Freaks est une série B à petit budget (les réalisateurs estiment que les effets spéciaux, 250 plans, ont coûté au final moins de 2000 dollars) qui trouve sa source dans le roman Charlie de Stephen King (je ne noterai pas les points communs, ce serait fastidieux) et les X-men originels, ceux nés des traumatismes de la Seconde guerre mondiale qui provoquent la peur et le refus de l’autre, car il sont différents, mais surtout plus puissants.
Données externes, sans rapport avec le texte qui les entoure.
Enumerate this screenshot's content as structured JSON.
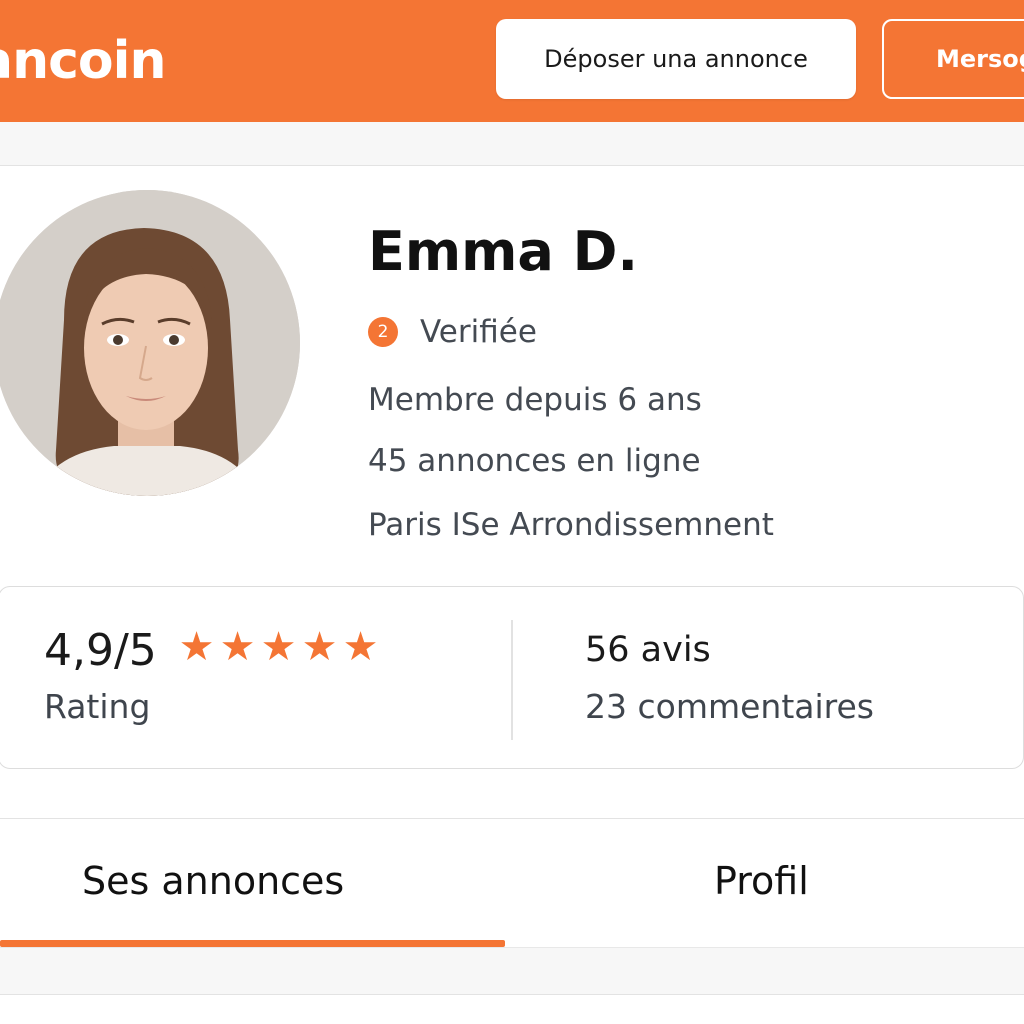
{
  "header": {
    "logo_text": "ancoin",
    "deposit_button_label": "Déposer una annonce",
    "messages_button_label": "Mersog"
  },
  "profile": {
    "name": "Emma D.",
    "verified_badge": "2",
    "verified_label": "Verifiée",
    "member_since": "Membre depuis 6 ans",
    "listings_online": "45 annonces en ligne",
    "location": "Paris ISe Arrondissemnent",
    "avatar_icon": "avatar-photo"
  },
  "stats": {
    "rating_value": "4,9/5",
    "rating_stars": 5,
    "rating_label": "Rating",
    "reviews": "56 avis",
    "comments": "23 commentaires"
  },
  "tabs": [
    {
      "label": "Ses annonces",
      "active": true
    },
    {
      "label": "Profil",
      "active": false
    }
  ],
  "colors": {
    "accent": "#f47534",
    "text_primary": "#111111",
    "text_secondary": "#444a52"
  }
}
C’est un petit film, avec somme toute de petites ambitions et qui essaye de traiter la thématique des mutants sous un angle différent, peut-être plus familial, plus intimiste. Paradoxalement, c’est à mon sens, pas ce qu’il y a de plus réussi dans le film. A contrario, les réalisateurs esquissent le portrait ambiguë d’une implacable tueuse de monstres (Grace Park) que j’ai trouvé très réussi.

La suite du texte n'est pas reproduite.